No more ‘red lines’? Chinese, N. Korean aggression tests US response

The White House no longer talks about “red lines,” but it seems more are being crossed every day.


From the Middle East to Asia, U.S. adversaries are taking provocative and aggressive actions, raising concerns they are feeling emboldened – ever since President Obama backed off the threat of military action against Syria’s Bashar Assad.


North Korea has now tested a fourth nuclear device under orders from Kim Jong Un. China over the weekend brazenly landed its first aircraft on a runway built atop one of its man-made islands in the South China Sea weeks after the U.S. indicated it had no plans to send warships there, and later flew a large civilian airliner to the artificial land mass.


The Pentagon confirmed Thursday that three Chinese planes have landed on the disputed island chain in recent days.

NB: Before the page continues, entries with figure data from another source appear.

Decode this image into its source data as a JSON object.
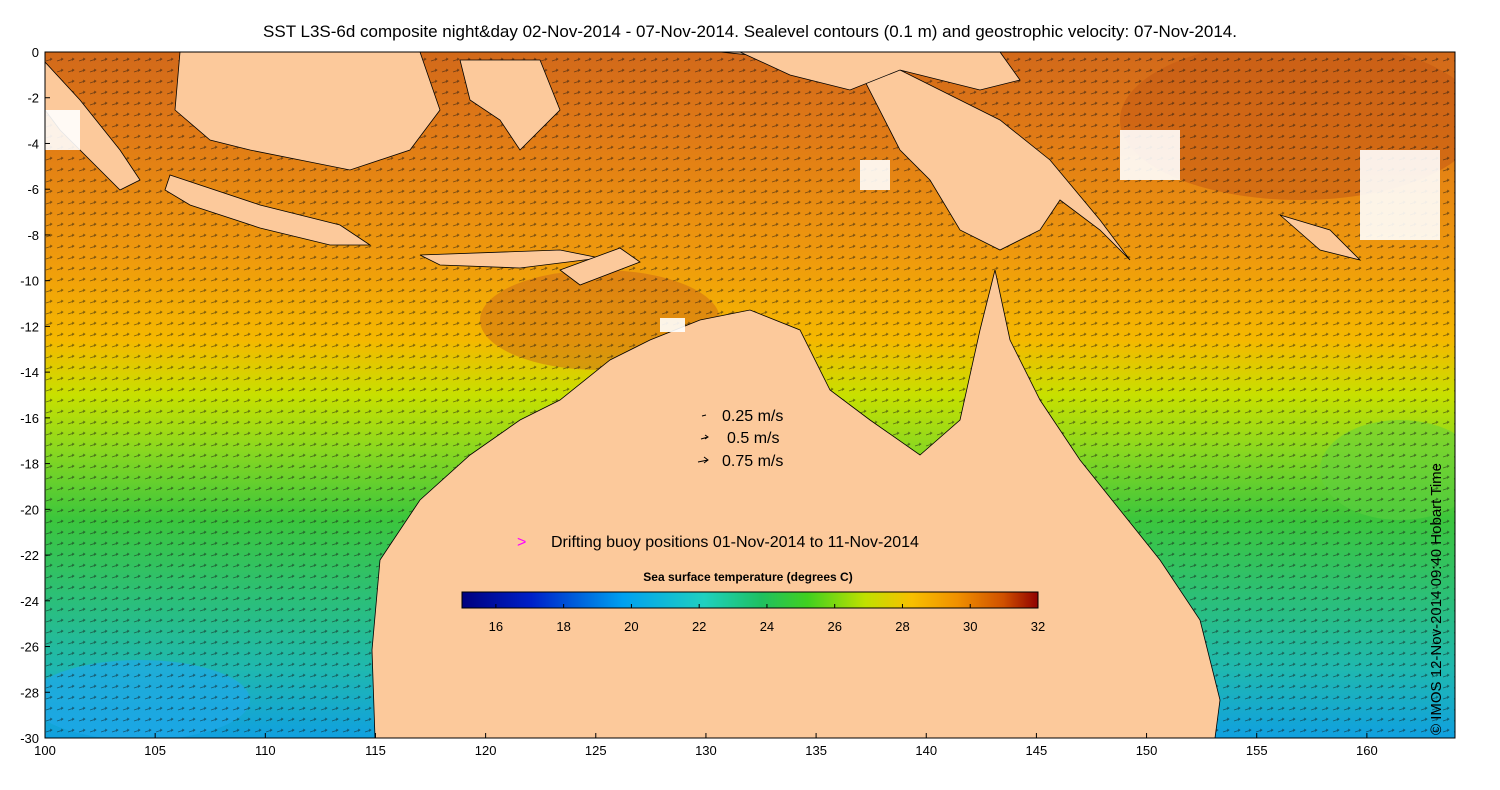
{
  "title": "SST L3S-6d composite night&day 02-Nov-2014 - 07-Nov-2014. Sealevel contours (0.1 m) and geostrophic velocity: 07-Nov-2014.",
  "credit": "© IMOS 12-Nov-2014 09:40 Hobart Time",
  "x_ticks": [
    "100",
    "105",
    "110",
    "115",
    "120",
    "125",
    "130",
    "135",
    "140",
    "145",
    "150",
    "155",
    "160"
  ],
  "y_ticks": [
    "0",
    "-2",
    "-4",
    "-6",
    "-8",
    "-10",
    "-12",
    "-14",
    "-16",
    "-18",
    "-20",
    "-22",
    "-24",
    "-26",
    "-28",
    "-30"
  ],
  "velocity_legend": [
    {
      "speed": 0.25,
      "label": "0.25 m/s"
    },
    {
      "speed": 0.5,
      "label": "0.5 m/s"
    },
    {
      "speed": 0.75,
      "label": "0.75 m/s"
    }
  ],
  "buoy_legend": {
    "symbol": ">",
    "label": "Drifting buoy positions 01-Nov-2014 to 11-Nov-2014",
    "color": "#ff00ff"
  },
  "colorbar": {
    "title": "Sea surface temperature (degrees C)",
    "min": 15,
    "max": 32,
    "tick_labels": [
      "16",
      "18",
      "20",
      "22",
      "24",
      "26",
      "28",
      "30",
      "32"
    ]
  },
  "map_extent": {
    "lon": [
      100,
      164
    ],
    "lat": [
      -30,
      0
    ]
  },
  "colors": {
    "land": "#fcc99b",
    "warm_sst": "#e07a16",
    "mid_sst": "#f5b800",
    "cool_sst": "#3cc63c",
    "coolest_sst": "#00b0e8"
  }
}
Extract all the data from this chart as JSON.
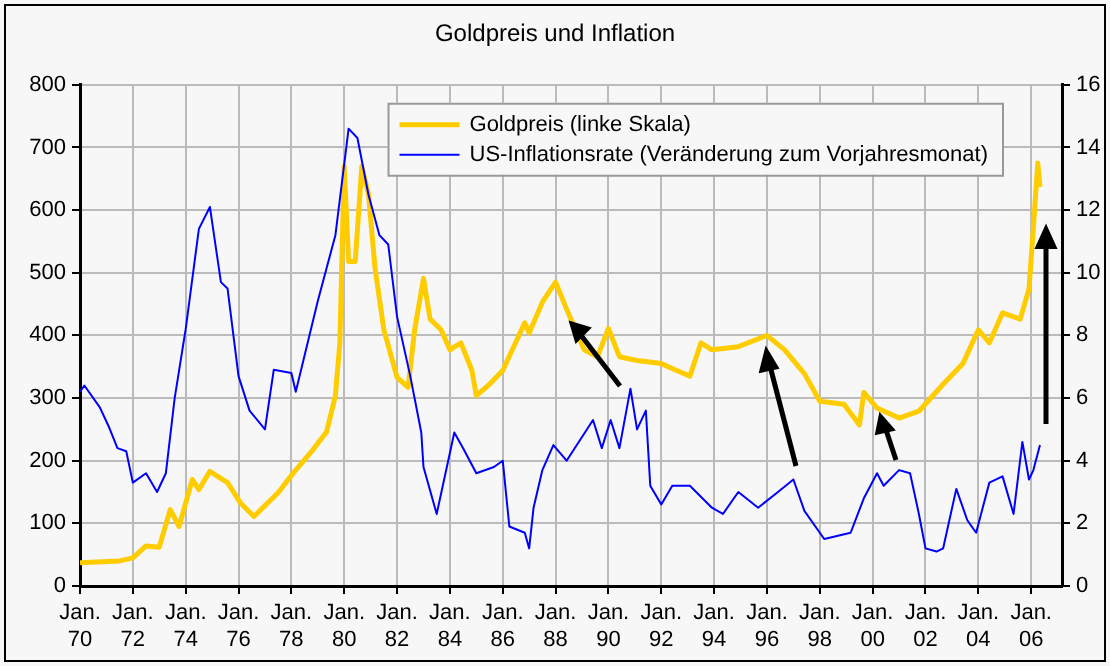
{
  "chart_data": {
    "type": "line",
    "title": "Goldpreis und Inflation",
    "marker": "none",
    "line_style": "solid",
    "grid": true,
    "legend": "top right",
    "xlim": [
      "1970-01",
      "2007-03"
    ],
    "xticks": [
      {
        "value": "1970-01",
        "label": "Jan. 70"
      },
      {
        "value": "1972-01",
        "label": "Jan. 72"
      },
      {
        "value": "1974-01",
        "label": "Jan. 74"
      },
      {
        "value": "1976-01",
        "label": "Jan. 76"
      },
      {
        "value": "1978-01",
        "label": "Jan. 78"
      },
      {
        "value": "1980-01",
        "label": "Jan. 80"
      },
      {
        "value": "1982-01",
        "label": "Jan. 82"
      },
      {
        "value": "1984-01",
        "label": "Jan. 84"
      },
      {
        "value": "1986-01",
        "label": "Jan. 86"
      },
      {
        "value": "1988-01",
        "label": "Jan. 88"
      },
      {
        "value": "1990-01",
        "label": "Jan. 90"
      },
      {
        "value": "1992-01",
        "label": "Jan. 92"
      },
      {
        "value": "1994-01",
        "label": "Jan. 94"
      },
      {
        "value": "1996-01",
        "label": "Jan. 96"
      },
      {
        "value": "1998-01",
        "label": "Jan. 98"
      },
      {
        "value": "2000-01",
        "label": "Jan. 00"
      },
      {
        "value": "2002-01",
        "label": "Jan. 02"
      },
      {
        "value": "2004-01",
        "label": "Jan. 04"
      },
      {
        "value": "2006-01",
        "label": "Jan. 06"
      }
    ],
    "ylim": [
      0,
      800
    ],
    "yticks": [
      0,
      100,
      200,
      300,
      400,
      500,
      600,
      700,
      800
    ],
    "y2lim": [
      0,
      16
    ],
    "y2ticks": [
      0,
      2,
      4,
      6,
      8,
      10,
      12,
      14,
      16
    ],
    "series": [
      {
        "name": "Goldpreis (linke Skala)",
        "color": "#ffcc00",
        "x": [
          "1970-01",
          "1971-07",
          "1972-01",
          "1972-07",
          "1973-01",
          "1973-06",
          "1973-10",
          "1974-04",
          "1974-07",
          "1974-12",
          "1975-08",
          "1976-02",
          "1976-08",
          "1977-07",
          "1978-02",
          "1978-10",
          "1979-05",
          "1979-09",
          "1979-11",
          "1980-01",
          "1980-03",
          "1980-06",
          "1980-09",
          "1980-12",
          "1981-03",
          "1981-07",
          "1982-01",
          "1982-06",
          "1982-09",
          "1983-01",
          "1983-04",
          "1983-09",
          "1984-01",
          "1984-06",
          "1984-11",
          "1985-01",
          "1985-07",
          "1986-01",
          "1986-11",
          "1987-01",
          "1987-07",
          "1988-01",
          "1988-06",
          "1989-02",
          "1989-08",
          "1990-01",
          "1990-06",
          "1991-02",
          "1992-01",
          "1992-08",
          "1993-02",
          "1993-07",
          "1993-12",
          "1994-12",
          "1996-01",
          "1996-09",
          "1997-06",
          "1998-01",
          "1998-12",
          "1999-07",
          "1999-09",
          "2000-03",
          "2001-01",
          "2001-10",
          "2002-09",
          "2003-06",
          "2004-01",
          "2004-06",
          "2004-12",
          "2005-08",
          "2005-12",
          "2006-02",
          "2006-04",
          "2006-05"
        ],
        "values": [
          37,
          40,
          45,
          64,
          62,
          122,
          95,
          170,
          154,
          183,
          165,
          132,
          111,
          149,
          181,
          214,
          246,
          304,
          387,
          670,
          518,
          518,
          670,
          626,
          507,
          409,
          333,
          317,
          409,
          491,
          426,
          409,
          377,
          388,
          344,
          304,
          322,
          344,
          420,
          404,
          453,
          485,
          442,
          377,
          366,
          411,
          366,
          360,
          355,
          344,
          335,
          388,
          377,
          382,
          400,
          377,
          339,
          295,
          290,
          257,
          309,
          284,
          268,
          279,
          322,
          355,
          409,
          388,
          436,
          426,
          474,
          572,
          675,
          637
        ]
      },
      {
        "name": "US-Inflationsrate (Veränderung zum Vorjahresmonat)",
        "color": "#0000ff",
        "axis": "y2",
        "x": [
          "1970-01",
          "1970-03",
          "1970-10",
          "1971-02",
          "1971-06",
          "1971-10",
          "1972-01",
          "1972-07",
          "1972-12",
          "1973-04",
          "1973-08",
          "1974-01",
          "1974-07",
          "1974-12",
          "1975-05",
          "1975-08",
          "1976-01",
          "1976-06",
          "1977-01",
          "1977-05",
          "1978-01",
          "1978-03",
          "1979-01",
          "1979-09",
          "1980-03",
          "1980-07",
          "1980-12",
          "1981-05",
          "1981-09",
          "1982-01",
          "1982-07",
          "1982-12",
          "1983-01",
          "1983-07",
          "1984-03",
          "1984-07",
          "1985-01",
          "1985-09",
          "1986-01",
          "1986-04",
          "1986-11",
          "1987-01",
          "1987-03",
          "1987-07",
          "1987-12",
          "1988-06",
          "1989-06",
          "1989-10",
          "1990-02",
          "1990-06",
          "1990-11",
          "1991-02",
          "1991-06",
          "1991-08",
          "1992-01",
          "1992-06",
          "1993-02",
          "1993-12",
          "1994-05",
          "1994-12",
          "1995-09",
          "1996-06",
          "1997-01",
          "1997-06",
          "1998-03",
          "1999-03",
          "1999-09",
          "2000-03",
          "2000-06",
          "2001-01",
          "2001-06",
          "2001-10",
          "2002-01",
          "2002-06",
          "2002-09",
          "2003-03",
          "2003-08",
          "2003-12",
          "2004-06",
          "2004-12",
          "2005-05",
          "2005-09",
          "2005-12",
          "2006-02",
          "2006-05"
        ],
        "values": [
          6.2,
          6.4,
          5.7,
          5.1,
          4.4,
          4.3,
          3.3,
          3.6,
          3.0,
          3.6,
          6.0,
          8.2,
          11.4,
          12.1,
          9.7,
          9.5,
          6.7,
          5.6,
          5.0,
          6.9,
          6.8,
          6.2,
          9.1,
          11.2,
          14.6,
          14.3,
          12.5,
          11.2,
          10.9,
          8.6,
          6.7,
          4.9,
          3.8,
          2.3,
          4.9,
          4.4,
          3.6,
          3.8,
          4.0,
          1.9,
          1.7,
          1.2,
          2.5,
          3.7,
          4.5,
          4.0,
          5.3,
          4.4,
          5.3,
          4.4,
          6.3,
          5.0,
          5.6,
          3.2,
          2.6,
          3.2,
          3.2,
          2.5,
          2.3,
          3.0,
          2.5,
          3.0,
          3.4,
          2.4,
          1.5,
          1.7,
          2.8,
          3.6,
          3.2,
          3.7,
          3.6,
          2.3,
          1.2,
          1.1,
          1.2,
          3.1,
          2.1,
          1.7,
          3.3,
          3.5,
          2.3,
          4.6,
          3.4,
          3.7,
          4.5
        ]
      }
    ]
  }
}
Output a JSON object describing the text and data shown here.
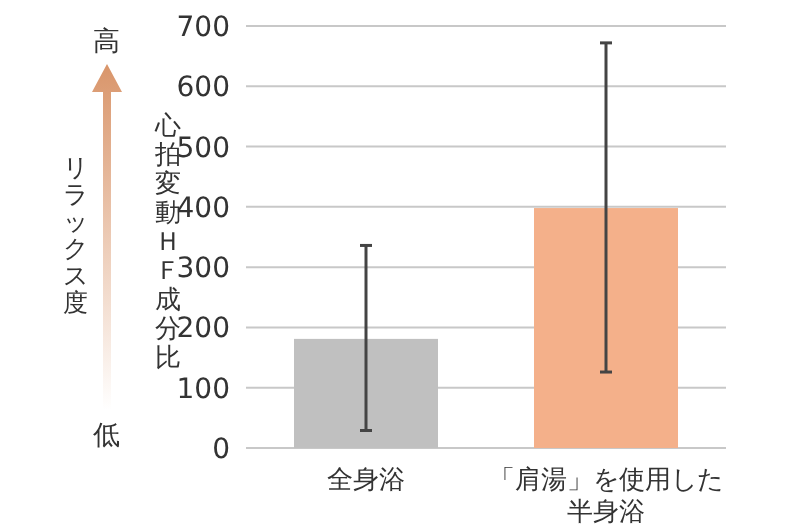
{
  "chart_data": {
    "type": "bar",
    "ylabel": "心拍変動ＨＦ成分比",
    "categories": [
      "全身浴",
      "「肩湯」を使用した半身浴"
    ],
    "values": [
      181,
      398
    ],
    "colors": [
      "#c0c0c0",
      "#f4b08a"
    ],
    "errors": [
      [
        29,
        336
      ],
      [
        126,
        672
      ]
    ],
    "ylim": [
      0,
      700
    ],
    "yticks": [
      0,
      100,
      200,
      300,
      400,
      500,
      600,
      700
    ],
    "grid": "y",
    "annotations": [
      "高",
      "リラックス度",
      "低"
    ]
  }
}
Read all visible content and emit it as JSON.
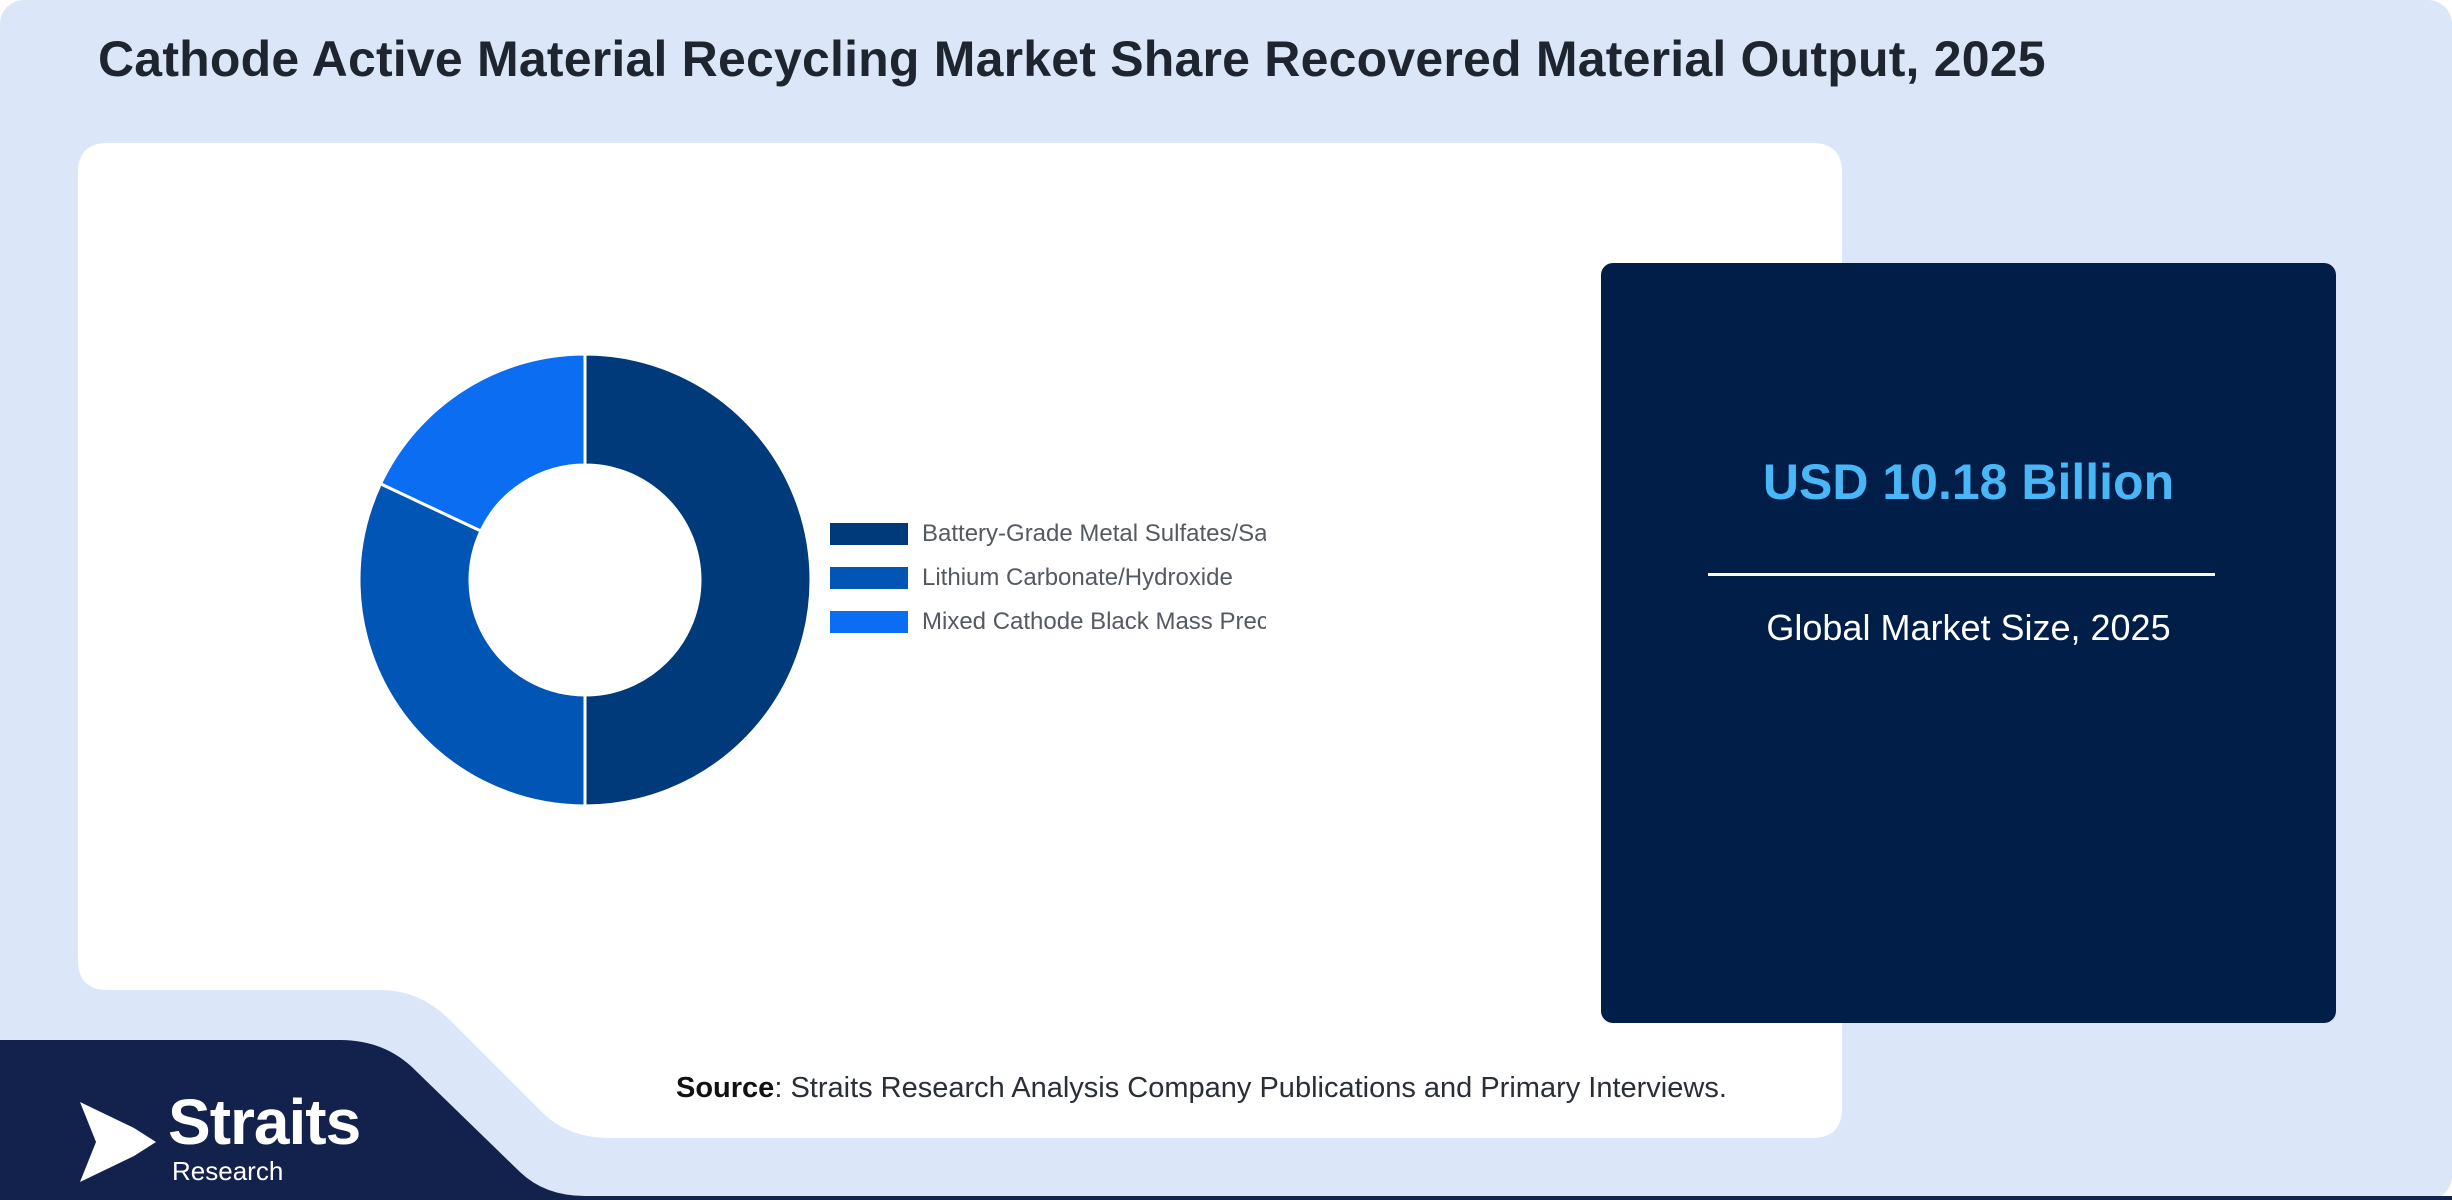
{
  "title": "Cathode Active Material Recycling Market Share Recovered Material Output, 2025",
  "chart_data": {
    "type": "pie",
    "variant": "donut",
    "categories": [
      "Battery-Grade Metal Sulfates/Salts",
      "Lithium Carbonate/Hydroxide",
      "Mixed Cathode Black Mass Precursor"
    ],
    "values": [
      50,
      32,
      18
    ],
    "colors": [
      "#003a7a",
      "#0055b5",
      "#0a6df2"
    ],
    "legend_position": "right"
  },
  "stat_card": {
    "value": "USD 10.18 Billion",
    "caption": "Global Market Size, 2025"
  },
  "source": {
    "label": "Source",
    "text": ": Straits Research Analysis Company Publications and Primary Interviews."
  },
  "logo": {
    "name": "Straits",
    "subtitle": "Research"
  },
  "colors": {
    "background": "#dbe7f8",
    "dark_navy": "#13214d",
    "card_navy": "#001e48",
    "accent_blue": "#49b6f5"
  }
}
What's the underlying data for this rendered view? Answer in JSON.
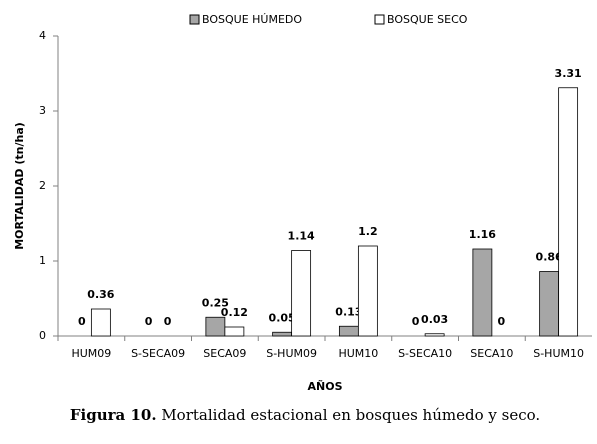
{
  "chart_data": {
    "type": "bar",
    "x_axis_label": "AÑOS",
    "y_axis_label": "MORTALIDAD (tn/ha)",
    "categories": [
      "HUM09",
      "S-SECA09",
      "SECA09",
      "S-HUM09",
      "HUM10",
      "S-SECA10",
      "SECA10",
      "S-HUM10"
    ],
    "series": [
      {
        "name": "BOSQUE HÚMEDO",
        "color": "#a6a6a6",
        "values": [
          0,
          0,
          0.25,
          0.05,
          0.13,
          0,
          1.16,
          0.86
        ]
      },
      {
        "name": "BOSQUE SECO",
        "color": "#ffffff",
        "values": [
          0.36,
          0,
          0.12,
          1.14,
          1.2,
          0.03,
          0,
          3.31
        ]
      }
    ],
    "ylim": [
      0,
      4
    ],
    "yticks": [
      0,
      1,
      2,
      3,
      4
    ],
    "grid": false,
    "legend": "top"
  },
  "caption": {
    "label": "Figura 10.",
    "text": "Mortalidad estacional en bosques húmedo y seco."
  }
}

“We can now confirm that there may have been three flights that have landed,” Pentagon Press Secretary Peter Cook told reporters. “We clearly are concerned by these flights.”


He would not say if the Pentagon planned to respond.


Many at the Pentagon fear the disputed islands will be used as a military base that could threaten maritime security.


But House Speaker Paul Ryan pointed the finger at the administration, blasting the president for talking of cutting the Navy as tension builds in the South China Sea.